Pricing and what you actually get
The free tier is now capped at 100 tasks per month, which is very little, so think of it as a trial rather than a tier you can live on. A single busy workflow can burn through that in days. The Professional plan covers multi-step Zaps and premium integrations for an individual, and is fine for light, steady automation where workflows fire a few times a day.
The thing to watch is that pricing is task-based. Every action a Zap takes counts as a task, so a single trigger that fans out into three steps spends three tasks each time it runs. That model is gentle when your automations run occasionally and brutal when they run constantly, which is exactly the trap for high-volume or customer-facing workflows. Estimate your monthly task count before you commit, because the cost is driven by how often things fire, not by how many Zaps you build.
Where it falls short
Cost at scale is the weak point, and it follows directly from that task-based model. Once a workflow fires constantly, the bill climbs fast, and Make.com delivers many times the operations for a similar price. That gap is why people running complex, high-volume automations often migrate once their usage grows past hobby level. The migration usually is not about features, it is about the per-run math no longer making sense.

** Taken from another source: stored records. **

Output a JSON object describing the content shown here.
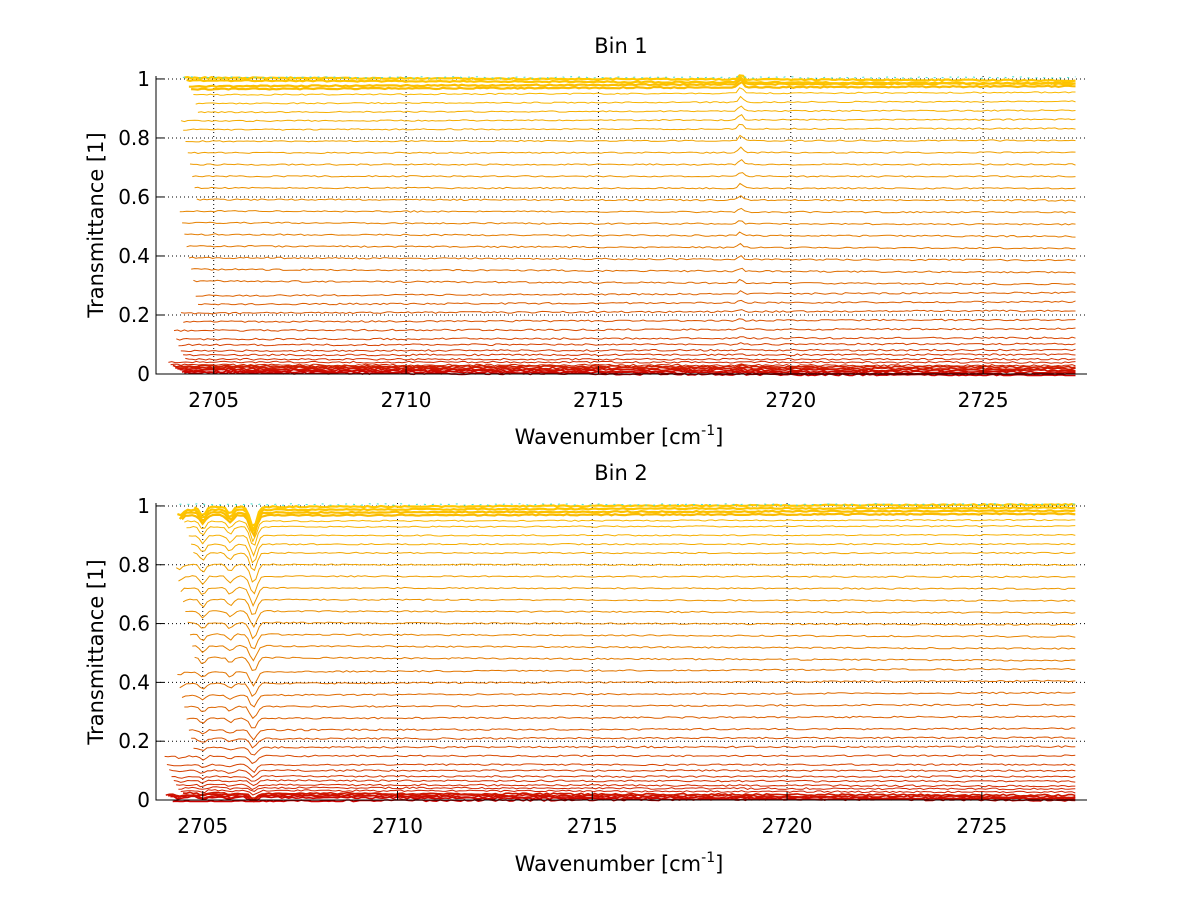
{
  "chart_data": [
    {
      "type": "line",
      "title": "Bin 1",
      "xlabel": "Wavenumber [cm",
      "xlabel_sup": "-1",
      "xlabel_end": "]",
      "ylabel": "Transmittance [1]",
      "xlim": [
        2703.5,
        2727.7
      ],
      "ylim": [
        0,
        1.01
      ],
      "x_range": [
        2703.8,
        2727.4
      ],
      "xticks": [
        2705,
        2710,
        2715,
        2720,
        2725
      ],
      "yticks": [
        0,
        0.2,
        0.4,
        0.6,
        0.8,
        1
      ],
      "ytick_labels": [
        "0",
        "0.2",
        "0.4",
        "0.6",
        "0.8",
        "1"
      ],
      "grid": true,
      "series_levels": [
        0.0,
        0.005,
        0.01,
        0.015,
        0.02,
        0.025,
        0.03,
        0.04,
        0.05,
        0.065,
        0.08,
        0.1,
        0.12,
        0.15,
        0.18,
        0.21,
        0.24,
        0.27,
        0.31,
        0.35,
        0.39,
        0.43,
        0.47,
        0.51,
        0.55,
        0.59,
        0.63,
        0.67,
        0.71,
        0.75,
        0.79,
        0.83,
        0.86,
        0.89,
        0.92,
        0.95,
        0.97,
        0.98,
        0.99,
        1.0
      ],
      "features": [
        {
          "x": 2718.7,
          "depth": 0.02,
          "width": 0.08,
          "sign": 1
        }
      ],
      "colors": [
        "#cc0000",
        "#d43a00",
        "#e07000",
        "#f0a000",
        "#ffc800",
        "#40e0d0"
      ]
    },
    {
      "type": "line",
      "title": "Bin 2",
      "xlabel": "Wavenumber [cm",
      "xlabel_sup": "-1",
      "xlabel_end": "]",
      "ylabel": "Transmittance [1]",
      "xlim": [
        2703.8,
        2727.7
      ],
      "ylim": [
        0,
        1.01
      ],
      "x_range": [
        2704.0,
        2727.4
      ],
      "xticks": [
        2705,
        2710,
        2715,
        2720,
        2725
      ],
      "yticks": [
        0,
        0.2,
        0.4,
        0.6,
        0.8,
        1
      ],
      "ytick_labels": [
        "0",
        "0.2",
        "0.4",
        "0.6",
        "0.8",
        "1"
      ],
      "grid": true,
      "series_levels": [
        0.0,
        0.005,
        0.01,
        0.015,
        0.02,
        0.03,
        0.04,
        0.05,
        0.065,
        0.08,
        0.1,
        0.12,
        0.15,
        0.18,
        0.21,
        0.24,
        0.28,
        0.32,
        0.36,
        0.4,
        0.44,
        0.48,
        0.52,
        0.56,
        0.6,
        0.64,
        0.68,
        0.72,
        0.76,
        0.8,
        0.84,
        0.87,
        0.9,
        0.93,
        0.95,
        0.97,
        0.98,
        0.99,
        1.0
      ],
      "features": [
        {
          "x": 2706.3,
          "depth": 0.07,
          "width": 0.12,
          "sign": -1
        },
        {
          "x": 2705.0,
          "depth": 0.03,
          "width": 0.1,
          "sign": -1
        },
        {
          "x": 2705.7,
          "depth": 0.025,
          "width": 0.1,
          "sign": -1
        },
        {
          "x": 2704.4,
          "depth": 0.02,
          "width": 0.1,
          "sign": -1
        }
      ],
      "colors": [
        "#cc0000",
        "#d43a00",
        "#e07000",
        "#f0a000",
        "#ffc800",
        "#40e0d0"
      ]
    }
  ]
}
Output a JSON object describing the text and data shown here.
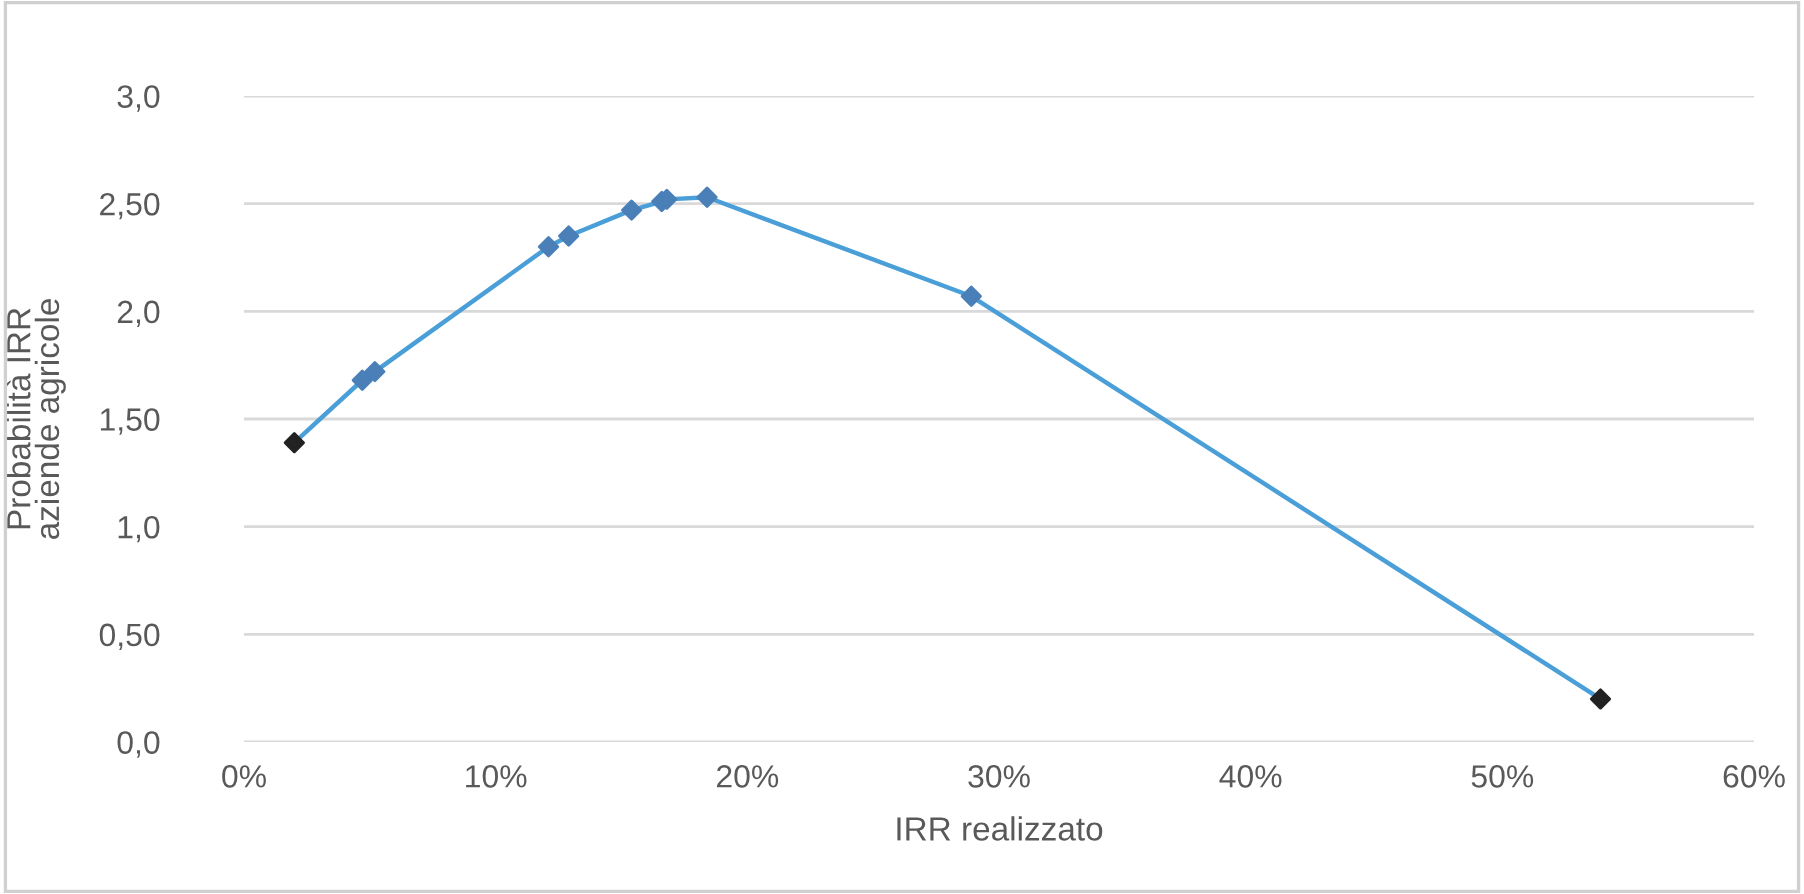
{
  "chart_data": {
    "type": "line",
    "xlabel": "IRR realizzato",
    "ylabel": "Probabilità IRR\naziende agricole",
    "x": [
      2.0,
      4.7,
      5.2,
      12.1,
      12.9,
      15.4,
      16.6,
      16.8,
      18.4,
      28.9,
      53.9
    ],
    "series": [
      {
        "color": "#4a9fd8",
        "values": [
          1.39,
          1.68,
          1.72,
          2.3,
          2.35,
          2.47,
          2.51,
          2.52,
          2.53,
          2.07,
          0.2
        ],
        "colors": [
          "#222222",
          "#4a7fb8",
          "#4a7fb8",
          "#4a7fb8",
          "#4a7fb8",
          "#4a7fb8",
          "#4a7fb8",
          "#4a7fb8",
          "#4a7fb8",
          "#4a7fb8",
          "#222222"
        ]
      }
    ],
    "marker": "diamond",
    "line_style": "solid",
    "grid": "y",
    "xlim": [
      0,
      60
    ],
    "xticks": [
      {
        "value": 0,
        "label": "0%"
      },
      {
        "value": 10,
        "label": "10%"
      },
      {
        "value": 20,
        "label": "20%"
      },
      {
        "value": 30,
        "label": "30%"
      },
      {
        "value": 40,
        "label": "40%"
      },
      {
        "value": 50,
        "label": "50%"
      },
      {
        "value": 60,
        "label": "60%"
      }
    ],
    "ylim": [
      0,
      3
    ],
    "yticks": [
      {
        "value": 0,
        "label": "0,0"
      },
      {
        "value": 0.5,
        "label": "0,50"
      },
      {
        "value": 1,
        "label": "1,0"
      },
      {
        "value": 1.5,
        "label": "1,50"
      },
      {
        "value": 2,
        "label": "2,0"
      },
      {
        "value": 2.5,
        "label": "2,50"
      },
      {
        "value": 3,
        "label": "3,0"
      }
    ]
  }
}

Zapier also strains on workflows with heavy branching logic or data transformation. Its builder is built around a mostly linear sequence of steps, so when you need real conditional paths, loops, or reshaping data between systems, you end up bolting on extra steps and paths that get awkward to follow. Make's visual canvas is easier to build and maintain for that kind of work, since you can see the branches laid out instead of inferring them from a stack of steps. If your automations are mostly straight lines, you will never feel this. If they are not, you will feel it quickly.
How it compares
The honest comparison is against Make. Zapier wins on integration breadth and the gentleness of getting started, and it is the safer pick when you cannot afford to discover that your one weird app is unsupported. Make wins on cost per operation and on complex logic, so it tends to be the better home for automations that are either high-volume or genuinely branchy. A lot of people start on Zapier because it is the easiest on-ramp, then move the heavy workflows to Make later, and that is a reasonable path rather than a mistake.
Who it's for
Small businesses, marketers, and non-technical teams who value the widest integration catalog and the gentlest setup, and whose automations run at modest volume. If most of what you want is moving records between a form, a spreadsheet, a CRM, and a chat channel a handful of times a day, Zapier is close to ideal. If you need complex branching logic or you are firing thousands of operations a month, look hard at Make for the cost and control before you scale up on Zapier and get surprised by the bill.
Getting the most out of it
Start every workflow by describing it to the AI Zap builder in one sentence, like "when a new row is added to this Google Sheet, create a HubSpot contact and send a Slack message to #sales." It usually nails most of the setup, and editing what it drafts is far faster than building from blank dropdowns. Use it as your starting point on every new Zap. Then keep an eye on which Zaps spend the most tasks, because trimming an unnecessary step or adding a filter so a Zap only runs when it needs to is the single most direct way to keep the task-based cost in check.